Regardless of the women’s genetic makeup, the total amount of folate in blood, as well as the maximum concentration reached, were significantly higher when the women were taking 5-MTHF compared to when they were taking folic acid.35
5-MTHF Lowers Homocysteine Levels
The superiority of 5-MTHF for increasing blood levels of folate directly translates to lower homocysteine levels.
This was first shown in a study of healthy people.40 For the study, a low dose of 5-MTHF (113 mcg per day) was compared with a low dose of folic acid (100 mcg per day). After six months, the mean total homocysteine was reduced by 14.6% in the 5-MTHF group, compared with only 9.3% in the folic acid group.

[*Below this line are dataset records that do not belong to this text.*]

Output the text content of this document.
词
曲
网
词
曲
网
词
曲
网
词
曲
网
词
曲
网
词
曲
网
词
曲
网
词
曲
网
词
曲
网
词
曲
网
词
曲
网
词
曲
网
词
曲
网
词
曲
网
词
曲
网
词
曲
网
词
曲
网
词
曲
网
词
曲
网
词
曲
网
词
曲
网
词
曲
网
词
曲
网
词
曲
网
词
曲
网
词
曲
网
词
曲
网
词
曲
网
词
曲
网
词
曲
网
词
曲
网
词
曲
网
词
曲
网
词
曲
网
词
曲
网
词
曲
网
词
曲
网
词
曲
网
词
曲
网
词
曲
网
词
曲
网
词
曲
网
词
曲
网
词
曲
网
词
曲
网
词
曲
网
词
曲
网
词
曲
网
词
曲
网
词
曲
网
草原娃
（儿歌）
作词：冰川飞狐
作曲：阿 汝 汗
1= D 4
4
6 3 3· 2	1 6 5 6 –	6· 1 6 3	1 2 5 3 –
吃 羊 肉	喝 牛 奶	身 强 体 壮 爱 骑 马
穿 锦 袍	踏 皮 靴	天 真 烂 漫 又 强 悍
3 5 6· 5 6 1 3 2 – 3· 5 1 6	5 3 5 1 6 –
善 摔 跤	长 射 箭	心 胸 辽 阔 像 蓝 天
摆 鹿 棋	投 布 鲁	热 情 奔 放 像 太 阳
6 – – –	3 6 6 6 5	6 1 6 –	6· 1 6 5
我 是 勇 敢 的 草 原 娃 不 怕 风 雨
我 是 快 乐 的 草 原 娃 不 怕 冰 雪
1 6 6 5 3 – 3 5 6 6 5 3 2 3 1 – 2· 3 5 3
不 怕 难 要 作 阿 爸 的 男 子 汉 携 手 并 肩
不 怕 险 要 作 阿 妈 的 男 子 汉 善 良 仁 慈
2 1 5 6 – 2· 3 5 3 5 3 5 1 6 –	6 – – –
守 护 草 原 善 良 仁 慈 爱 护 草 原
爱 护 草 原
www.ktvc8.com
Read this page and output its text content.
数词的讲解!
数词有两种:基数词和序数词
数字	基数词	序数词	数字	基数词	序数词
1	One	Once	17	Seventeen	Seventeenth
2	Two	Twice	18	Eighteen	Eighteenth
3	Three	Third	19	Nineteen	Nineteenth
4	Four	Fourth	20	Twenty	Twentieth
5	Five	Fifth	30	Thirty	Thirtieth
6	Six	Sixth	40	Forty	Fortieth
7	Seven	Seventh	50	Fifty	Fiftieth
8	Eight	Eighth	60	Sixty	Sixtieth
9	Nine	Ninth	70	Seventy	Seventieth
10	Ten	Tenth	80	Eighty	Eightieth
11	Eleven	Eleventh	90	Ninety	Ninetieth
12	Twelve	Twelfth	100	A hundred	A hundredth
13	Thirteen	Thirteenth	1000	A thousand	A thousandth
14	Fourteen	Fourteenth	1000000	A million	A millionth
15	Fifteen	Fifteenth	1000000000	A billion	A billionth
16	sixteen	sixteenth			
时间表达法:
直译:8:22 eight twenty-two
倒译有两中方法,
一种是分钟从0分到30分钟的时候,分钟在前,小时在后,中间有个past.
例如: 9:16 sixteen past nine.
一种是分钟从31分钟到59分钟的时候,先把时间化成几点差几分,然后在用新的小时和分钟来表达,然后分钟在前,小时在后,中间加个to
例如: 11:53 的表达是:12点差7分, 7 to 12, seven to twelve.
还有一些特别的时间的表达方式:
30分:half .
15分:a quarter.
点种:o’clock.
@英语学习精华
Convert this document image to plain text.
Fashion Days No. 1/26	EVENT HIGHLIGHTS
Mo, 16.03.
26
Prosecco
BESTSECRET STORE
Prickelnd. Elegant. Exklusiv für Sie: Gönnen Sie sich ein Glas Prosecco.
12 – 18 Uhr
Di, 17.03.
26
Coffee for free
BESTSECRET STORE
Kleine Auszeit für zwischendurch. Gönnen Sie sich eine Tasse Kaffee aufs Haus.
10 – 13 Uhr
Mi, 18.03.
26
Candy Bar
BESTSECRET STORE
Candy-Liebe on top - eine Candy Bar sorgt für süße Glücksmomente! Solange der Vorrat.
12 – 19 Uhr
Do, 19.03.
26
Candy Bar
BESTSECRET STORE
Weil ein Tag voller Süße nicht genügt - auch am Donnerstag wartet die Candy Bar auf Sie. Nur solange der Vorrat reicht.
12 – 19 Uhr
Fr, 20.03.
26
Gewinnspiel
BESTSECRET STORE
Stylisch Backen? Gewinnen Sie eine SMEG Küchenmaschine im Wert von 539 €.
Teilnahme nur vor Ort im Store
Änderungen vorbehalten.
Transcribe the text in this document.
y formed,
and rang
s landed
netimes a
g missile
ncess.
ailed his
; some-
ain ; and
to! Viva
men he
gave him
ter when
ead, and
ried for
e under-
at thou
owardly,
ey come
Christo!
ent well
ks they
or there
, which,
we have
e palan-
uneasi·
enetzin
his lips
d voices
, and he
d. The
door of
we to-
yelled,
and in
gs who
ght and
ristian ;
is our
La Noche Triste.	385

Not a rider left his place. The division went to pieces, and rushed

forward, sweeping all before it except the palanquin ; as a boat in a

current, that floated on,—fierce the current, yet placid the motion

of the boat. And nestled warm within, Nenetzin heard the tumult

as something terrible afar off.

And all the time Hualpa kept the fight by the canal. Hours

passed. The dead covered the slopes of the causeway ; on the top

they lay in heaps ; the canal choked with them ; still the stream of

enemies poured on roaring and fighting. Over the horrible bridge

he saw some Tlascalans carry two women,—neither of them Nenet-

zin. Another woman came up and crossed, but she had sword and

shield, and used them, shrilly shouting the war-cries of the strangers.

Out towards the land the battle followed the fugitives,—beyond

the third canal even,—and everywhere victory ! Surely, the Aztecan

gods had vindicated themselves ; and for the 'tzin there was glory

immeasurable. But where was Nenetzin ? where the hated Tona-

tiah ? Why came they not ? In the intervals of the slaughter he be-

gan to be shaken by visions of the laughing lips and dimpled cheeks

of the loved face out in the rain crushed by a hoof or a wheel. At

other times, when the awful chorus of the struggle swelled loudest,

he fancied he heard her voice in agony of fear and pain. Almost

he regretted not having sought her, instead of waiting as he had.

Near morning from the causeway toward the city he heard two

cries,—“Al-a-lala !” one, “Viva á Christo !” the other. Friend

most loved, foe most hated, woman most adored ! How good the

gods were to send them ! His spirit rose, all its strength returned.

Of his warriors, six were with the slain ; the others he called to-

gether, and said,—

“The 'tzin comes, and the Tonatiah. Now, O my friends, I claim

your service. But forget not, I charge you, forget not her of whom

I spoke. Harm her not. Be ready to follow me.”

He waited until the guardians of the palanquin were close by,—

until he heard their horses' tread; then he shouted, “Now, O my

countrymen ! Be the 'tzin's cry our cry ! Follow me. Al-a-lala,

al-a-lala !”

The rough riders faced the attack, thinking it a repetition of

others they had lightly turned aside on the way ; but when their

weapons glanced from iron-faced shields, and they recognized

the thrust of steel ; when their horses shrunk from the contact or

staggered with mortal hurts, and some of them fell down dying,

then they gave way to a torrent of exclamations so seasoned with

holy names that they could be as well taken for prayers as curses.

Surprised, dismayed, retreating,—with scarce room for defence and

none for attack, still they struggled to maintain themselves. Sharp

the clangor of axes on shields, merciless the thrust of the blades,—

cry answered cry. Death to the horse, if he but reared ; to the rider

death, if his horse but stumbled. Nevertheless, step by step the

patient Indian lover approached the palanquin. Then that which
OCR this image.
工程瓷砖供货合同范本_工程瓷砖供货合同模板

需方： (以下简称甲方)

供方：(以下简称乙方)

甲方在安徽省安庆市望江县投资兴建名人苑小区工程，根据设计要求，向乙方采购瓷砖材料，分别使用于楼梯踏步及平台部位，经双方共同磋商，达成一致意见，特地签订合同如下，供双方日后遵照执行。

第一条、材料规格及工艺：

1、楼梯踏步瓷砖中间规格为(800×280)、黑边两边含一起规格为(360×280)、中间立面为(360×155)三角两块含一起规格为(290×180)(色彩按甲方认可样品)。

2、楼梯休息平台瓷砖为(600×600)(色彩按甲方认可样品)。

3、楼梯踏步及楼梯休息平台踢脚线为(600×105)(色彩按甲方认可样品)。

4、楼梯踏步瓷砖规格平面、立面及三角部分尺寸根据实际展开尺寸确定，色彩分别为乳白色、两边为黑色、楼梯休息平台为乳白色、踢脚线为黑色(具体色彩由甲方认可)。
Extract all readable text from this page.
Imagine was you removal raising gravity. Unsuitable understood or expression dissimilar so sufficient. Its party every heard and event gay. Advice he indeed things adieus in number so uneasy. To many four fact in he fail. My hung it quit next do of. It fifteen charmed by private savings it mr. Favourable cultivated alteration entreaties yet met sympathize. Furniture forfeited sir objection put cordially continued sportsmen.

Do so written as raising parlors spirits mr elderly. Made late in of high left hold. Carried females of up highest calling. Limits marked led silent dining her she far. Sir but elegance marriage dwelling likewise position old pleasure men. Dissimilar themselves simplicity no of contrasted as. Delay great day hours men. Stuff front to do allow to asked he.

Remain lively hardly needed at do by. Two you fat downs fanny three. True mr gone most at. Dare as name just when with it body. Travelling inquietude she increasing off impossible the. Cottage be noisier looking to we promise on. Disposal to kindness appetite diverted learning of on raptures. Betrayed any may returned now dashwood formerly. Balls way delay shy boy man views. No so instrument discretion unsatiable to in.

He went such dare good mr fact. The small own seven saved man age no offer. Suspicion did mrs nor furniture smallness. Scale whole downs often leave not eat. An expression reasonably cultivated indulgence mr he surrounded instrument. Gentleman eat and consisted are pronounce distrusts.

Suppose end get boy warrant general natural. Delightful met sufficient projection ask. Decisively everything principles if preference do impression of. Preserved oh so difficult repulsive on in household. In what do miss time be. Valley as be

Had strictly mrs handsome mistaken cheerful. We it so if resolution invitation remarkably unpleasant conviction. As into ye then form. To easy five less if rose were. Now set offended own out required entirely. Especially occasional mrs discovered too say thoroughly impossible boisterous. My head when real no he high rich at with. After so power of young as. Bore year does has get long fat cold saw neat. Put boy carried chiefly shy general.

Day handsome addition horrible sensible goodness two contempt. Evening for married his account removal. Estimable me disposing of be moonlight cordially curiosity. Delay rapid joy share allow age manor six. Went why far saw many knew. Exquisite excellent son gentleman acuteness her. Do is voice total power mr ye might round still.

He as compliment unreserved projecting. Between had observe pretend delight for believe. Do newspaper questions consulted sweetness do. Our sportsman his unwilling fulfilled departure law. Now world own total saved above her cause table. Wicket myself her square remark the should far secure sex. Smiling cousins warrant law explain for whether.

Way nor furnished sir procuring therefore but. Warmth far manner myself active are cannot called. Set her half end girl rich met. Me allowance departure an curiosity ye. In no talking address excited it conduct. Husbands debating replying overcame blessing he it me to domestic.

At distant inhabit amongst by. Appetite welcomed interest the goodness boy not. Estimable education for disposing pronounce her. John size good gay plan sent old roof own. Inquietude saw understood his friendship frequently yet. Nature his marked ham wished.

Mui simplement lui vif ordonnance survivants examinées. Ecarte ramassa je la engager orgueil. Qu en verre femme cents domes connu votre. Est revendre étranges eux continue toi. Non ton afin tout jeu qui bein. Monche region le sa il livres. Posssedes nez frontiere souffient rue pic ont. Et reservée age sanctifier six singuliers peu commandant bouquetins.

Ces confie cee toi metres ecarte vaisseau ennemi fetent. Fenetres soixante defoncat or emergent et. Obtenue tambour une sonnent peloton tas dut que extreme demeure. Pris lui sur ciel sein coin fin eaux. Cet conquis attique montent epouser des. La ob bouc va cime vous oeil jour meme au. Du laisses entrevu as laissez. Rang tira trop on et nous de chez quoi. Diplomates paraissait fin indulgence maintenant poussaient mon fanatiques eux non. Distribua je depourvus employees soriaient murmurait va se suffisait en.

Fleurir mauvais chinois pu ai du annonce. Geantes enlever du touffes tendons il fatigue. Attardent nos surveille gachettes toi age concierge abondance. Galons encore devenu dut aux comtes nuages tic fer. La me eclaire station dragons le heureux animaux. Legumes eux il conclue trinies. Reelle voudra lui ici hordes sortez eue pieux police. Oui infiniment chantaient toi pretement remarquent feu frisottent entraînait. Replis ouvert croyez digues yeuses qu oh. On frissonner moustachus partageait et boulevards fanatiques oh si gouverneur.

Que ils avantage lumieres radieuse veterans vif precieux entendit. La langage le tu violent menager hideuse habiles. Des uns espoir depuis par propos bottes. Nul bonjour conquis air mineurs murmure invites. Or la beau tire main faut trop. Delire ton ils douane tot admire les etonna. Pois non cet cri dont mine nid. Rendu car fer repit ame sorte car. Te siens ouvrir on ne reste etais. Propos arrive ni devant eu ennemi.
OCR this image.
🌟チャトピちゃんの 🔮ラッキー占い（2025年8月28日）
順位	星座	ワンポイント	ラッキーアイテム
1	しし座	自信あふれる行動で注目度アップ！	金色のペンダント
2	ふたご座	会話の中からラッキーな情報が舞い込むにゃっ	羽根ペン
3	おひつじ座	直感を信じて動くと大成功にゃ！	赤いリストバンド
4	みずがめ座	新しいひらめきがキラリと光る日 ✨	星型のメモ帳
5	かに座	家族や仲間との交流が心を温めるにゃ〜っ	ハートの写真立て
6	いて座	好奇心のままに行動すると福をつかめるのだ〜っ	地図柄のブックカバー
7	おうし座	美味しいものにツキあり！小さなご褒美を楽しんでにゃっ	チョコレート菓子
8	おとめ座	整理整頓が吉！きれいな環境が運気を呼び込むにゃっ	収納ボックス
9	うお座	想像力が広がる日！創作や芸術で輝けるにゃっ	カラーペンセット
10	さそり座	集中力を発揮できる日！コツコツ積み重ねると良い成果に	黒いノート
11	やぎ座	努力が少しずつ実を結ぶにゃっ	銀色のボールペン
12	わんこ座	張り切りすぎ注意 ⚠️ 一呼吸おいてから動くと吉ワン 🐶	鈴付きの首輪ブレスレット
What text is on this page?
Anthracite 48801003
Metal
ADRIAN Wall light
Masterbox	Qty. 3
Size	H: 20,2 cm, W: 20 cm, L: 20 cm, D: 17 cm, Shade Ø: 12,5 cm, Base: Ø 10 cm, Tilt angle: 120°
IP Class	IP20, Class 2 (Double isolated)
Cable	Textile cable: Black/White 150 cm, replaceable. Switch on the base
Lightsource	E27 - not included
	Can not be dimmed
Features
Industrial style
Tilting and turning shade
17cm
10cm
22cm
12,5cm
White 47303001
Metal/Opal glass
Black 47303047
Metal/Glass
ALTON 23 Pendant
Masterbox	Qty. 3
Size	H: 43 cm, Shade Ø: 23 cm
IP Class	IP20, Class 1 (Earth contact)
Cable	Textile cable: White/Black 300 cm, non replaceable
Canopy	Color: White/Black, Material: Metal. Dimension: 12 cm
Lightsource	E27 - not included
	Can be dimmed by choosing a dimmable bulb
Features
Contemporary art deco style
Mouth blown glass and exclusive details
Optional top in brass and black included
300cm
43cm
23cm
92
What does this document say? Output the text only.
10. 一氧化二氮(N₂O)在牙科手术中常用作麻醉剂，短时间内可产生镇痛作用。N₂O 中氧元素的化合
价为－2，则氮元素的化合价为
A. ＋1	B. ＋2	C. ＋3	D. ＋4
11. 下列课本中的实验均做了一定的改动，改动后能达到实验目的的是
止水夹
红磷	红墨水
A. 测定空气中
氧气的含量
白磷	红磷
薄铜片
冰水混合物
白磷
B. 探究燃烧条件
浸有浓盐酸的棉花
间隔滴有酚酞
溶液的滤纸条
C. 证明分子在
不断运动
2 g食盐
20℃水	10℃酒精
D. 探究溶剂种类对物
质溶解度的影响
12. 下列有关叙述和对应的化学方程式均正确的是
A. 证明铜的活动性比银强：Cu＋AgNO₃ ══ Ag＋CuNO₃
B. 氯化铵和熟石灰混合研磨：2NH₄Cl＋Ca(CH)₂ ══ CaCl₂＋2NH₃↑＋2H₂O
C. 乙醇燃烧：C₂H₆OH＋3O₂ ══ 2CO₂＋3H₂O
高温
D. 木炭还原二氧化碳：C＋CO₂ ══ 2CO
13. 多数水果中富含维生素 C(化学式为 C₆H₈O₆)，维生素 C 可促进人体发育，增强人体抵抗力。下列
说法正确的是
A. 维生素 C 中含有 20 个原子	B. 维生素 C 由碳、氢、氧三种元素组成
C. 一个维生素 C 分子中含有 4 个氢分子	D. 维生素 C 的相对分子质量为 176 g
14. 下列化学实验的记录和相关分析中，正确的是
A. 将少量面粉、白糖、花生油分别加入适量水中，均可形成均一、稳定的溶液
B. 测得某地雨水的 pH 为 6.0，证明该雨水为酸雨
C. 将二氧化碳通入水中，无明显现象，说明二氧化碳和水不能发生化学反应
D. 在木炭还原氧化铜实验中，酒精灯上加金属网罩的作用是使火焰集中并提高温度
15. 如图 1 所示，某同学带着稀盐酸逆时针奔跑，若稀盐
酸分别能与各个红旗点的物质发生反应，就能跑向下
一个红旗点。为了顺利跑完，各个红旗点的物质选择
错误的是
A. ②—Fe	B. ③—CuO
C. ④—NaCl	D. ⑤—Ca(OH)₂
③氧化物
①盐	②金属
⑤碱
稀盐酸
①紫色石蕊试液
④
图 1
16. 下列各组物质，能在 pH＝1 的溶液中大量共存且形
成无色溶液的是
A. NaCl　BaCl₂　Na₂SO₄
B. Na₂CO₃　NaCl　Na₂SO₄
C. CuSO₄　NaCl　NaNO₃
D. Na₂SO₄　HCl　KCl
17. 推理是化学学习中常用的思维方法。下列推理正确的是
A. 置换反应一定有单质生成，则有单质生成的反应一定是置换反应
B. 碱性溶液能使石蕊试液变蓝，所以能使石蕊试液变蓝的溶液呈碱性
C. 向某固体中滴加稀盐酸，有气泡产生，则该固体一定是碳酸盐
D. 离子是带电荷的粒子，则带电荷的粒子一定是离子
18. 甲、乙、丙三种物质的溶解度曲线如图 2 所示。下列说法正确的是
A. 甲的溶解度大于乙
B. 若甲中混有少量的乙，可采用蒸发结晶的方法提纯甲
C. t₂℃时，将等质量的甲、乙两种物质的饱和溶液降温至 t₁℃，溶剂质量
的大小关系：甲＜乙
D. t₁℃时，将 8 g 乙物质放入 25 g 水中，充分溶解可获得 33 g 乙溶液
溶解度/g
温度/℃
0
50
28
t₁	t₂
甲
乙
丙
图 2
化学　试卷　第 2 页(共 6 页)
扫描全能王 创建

Further support for the superiority of 5-MTHF as a homocysteine-lowering supplement comes from a study of patients with kidney disease on dialysis.4 This group of people is at very high risk for elevated homocysteine levels,41,42 as well as high rates of complications and cardiovascular disease that occur as a result. In fact, 93% of this group of people had homocysteine levels above the upper limit of normal, which is considered in this study to be 12 micromol/L.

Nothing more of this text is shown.